Всем было, конечно, ясно, пока глядели, но когда стали сами пытаться проделывать то же, получалось все совсем не так. Взмахнет боец шашкой, нацелится, ударит и… лоза стоит, как стояла, а всадник на всем скаку летит с лошади в снег. Смех, крики. Встает сконфуженный горе-рубака и бежит ловить коня.
Смеяться над ошибками Семен Михайлович категорически запретил. Наоборот, он всячески старался ободрить неудачника.
— Ничего, ничего, упадешь раза два, а потом приладишься, — говорил он. — Ты не думай только, что это хворостинка. Думай, что это враг на тебя бежит. Срубил — победил, а промазал, упал — в бою больше не встанешь. Давай-ка еще рубани, да со злостью.
И партизан рубил, рубил со злостью, понимая, что скоро он встретится с подлинным врагом уже не на учебном плацу, а на поле боя.
…Дули злые январские ветры. Стыли носы и уши, лиловели замерзшие руки, но никто не роптал…
Пожалуй, еще большее значение, чем военная учеба, имели для революционных бойцов задушевные беседы, которые вел с ними Семен Михайлович в перерыве занятий или по их окончании. Однажды во время перерыва, пока и люди и лошади отдыхали, Семен Михайлович неожиданно обратился к Лаврентию Гречанову:
— Лаврентий, а ты книжки читать любишь?
— Нет, — признался парень. — Мне грамота трудно дается, ну ее…

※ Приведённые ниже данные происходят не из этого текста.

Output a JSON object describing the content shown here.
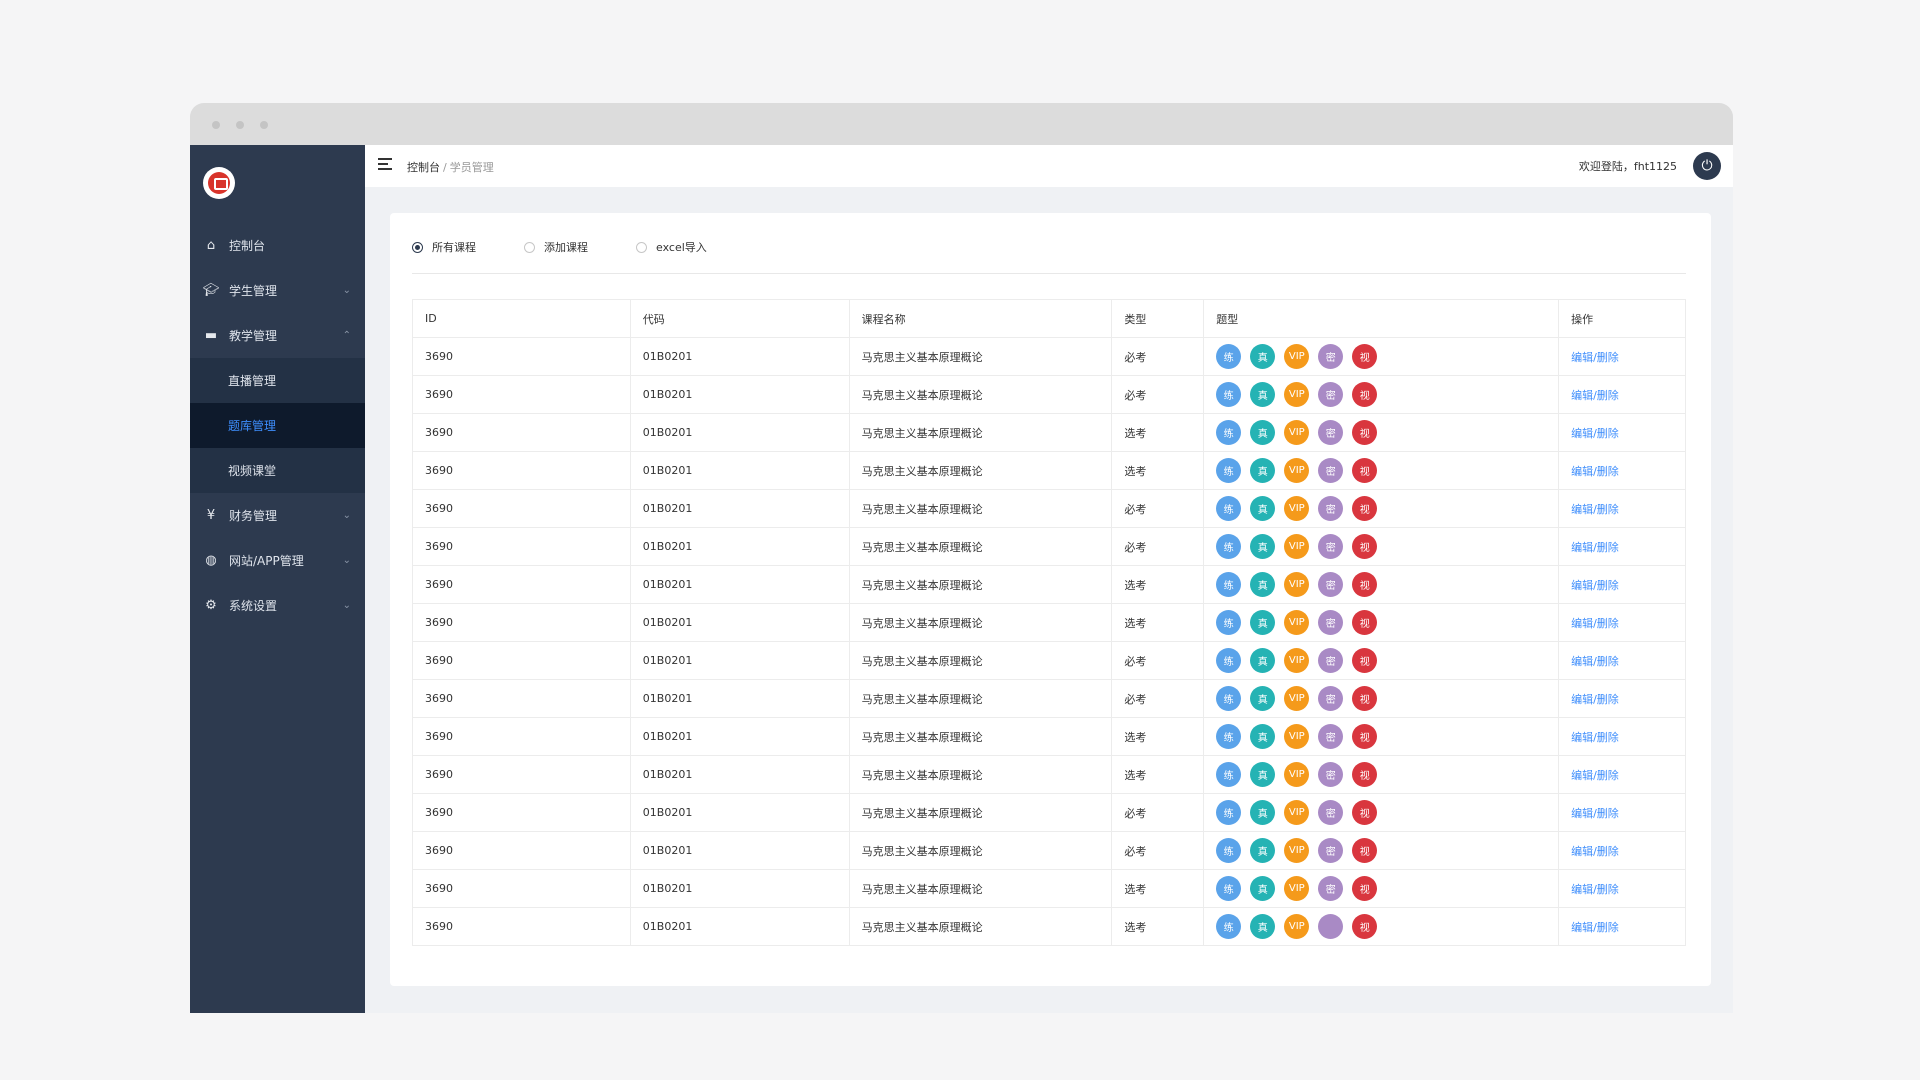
{
  "app": {
    "breadcrumb": {
      "root": "控制台",
      "separator": "/",
      "current": "学员管理"
    },
    "welcome": "欢迎登陆，fht1125"
  },
  "sidebar": {
    "items": [
      {
        "label": "控制台",
        "icon": "home-icon"
      },
      {
        "label": "学生管理",
        "icon": "graduation-cap-icon"
      },
      {
        "label": "教学管理",
        "icon": "book-icon"
      },
      {
        "label": "财务管理",
        "icon": "yen-icon"
      },
      {
        "label": "网站/APP管理",
        "icon": "globe-icon"
      },
      {
        "label": "系统设置",
        "icon": "gear-icon"
      }
    ],
    "sub_items": [
      {
        "label": "直播管理"
      },
      {
        "label": "题库管理"
      },
      {
        "label": "视频课堂"
      }
    ]
  },
  "tabs": [
    {
      "label": "所有课程",
      "selected": true
    },
    {
      "label": "添加课程",
      "selected": false
    },
    {
      "label": "excel导入",
      "selected": false
    }
  ],
  "table": {
    "headers": [
      "ID",
      "代码",
      "课程名称",
      "类型",
      "题型",
      "操作"
    ],
    "tag_labels": [
      "练",
      "真",
      "VIP",
      "密",
      "视"
    ],
    "tag_colors": [
      "#5aa3ea",
      "#25b3b4",
      "#f59a1b",
      "#a98ac5",
      "#d9363e"
    ],
    "op_label": "编辑/删除",
    "rows": [
      {
        "id": "3690",
        "code": "01B0201",
        "name": "马克思主义基本原理概论",
        "type": "必考"
      },
      {
        "id": "3690",
        "code": "01B0201",
        "name": "马克思主义基本原理概论",
        "type": "必考"
      },
      {
        "id": "3690",
        "code": "01B0201",
        "name": "马克思主义基本原理概论",
        "type": "选考"
      },
      {
        "id": "3690",
        "code": "01B0201",
        "name": "马克思主义基本原理概论",
        "type": "选考"
      },
      {
        "id": "3690",
        "code": "01B0201",
        "name": "马克思主义基本原理概论",
        "type": "必考"
      },
      {
        "id": "3690",
        "code": "01B0201",
        "name": "马克思主义基本原理概论",
        "type": "必考"
      },
      {
        "id": "3690",
        "code": "01B0201",
        "name": "马克思主义基本原理概论",
        "type": "选考"
      },
      {
        "id": "3690",
        "code": "01B0201",
        "name": "马克思主义基本原理概论",
        "type": "选考"
      },
      {
        "id": "3690",
        "code": "01B0201",
        "name": "马克思主义基本原理概论",
        "type": "必考"
      },
      {
        "id": "3690",
        "code": "01B0201",
        "name": "马克思主义基本原理概论",
        "type": "必考"
      },
      {
        "id": "3690",
        "code": "01B0201",
        "name": "马克思主义基本原理概论",
        "type": "选考"
      },
      {
        "id": "3690",
        "code": "01B0201",
        "name": "马克思主义基本原理概论",
        "type": "选考"
      },
      {
        "id": "3690",
        "code": "01B0201",
        "name": "马克思主义基本原理概论",
        "type": "必考"
      },
      {
        "id": "3690",
        "code": "01B0201",
        "name": "马克思主义基本原理概论",
        "type": "必考"
      },
      {
        "id": "3690",
        "code": "01B0201",
        "name": "马克思主义基本原理概论",
        "type": "选考"
      },
      {
        "id": "3690",
        "code": "01B0201",
        "name": "马克思主义基本原理概论",
        "type": "选考",
        "mi_hidden": true
      }
    ]
  }
}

— А ты думаешь, мне было легко? Буденный говорит: «Каким же счастливым стал, когда уразумел грамоту, когда начал читать и писать. Через чтение я и правду солдатскую скорее понял, про то, что Ленин говорил, узнал. Чтение — оно мне правильную точку в жизни помогло определить». Так-то. И вы не чурайтесь грамоты. В хороших книгах — знания, а в знаниях — наша сила.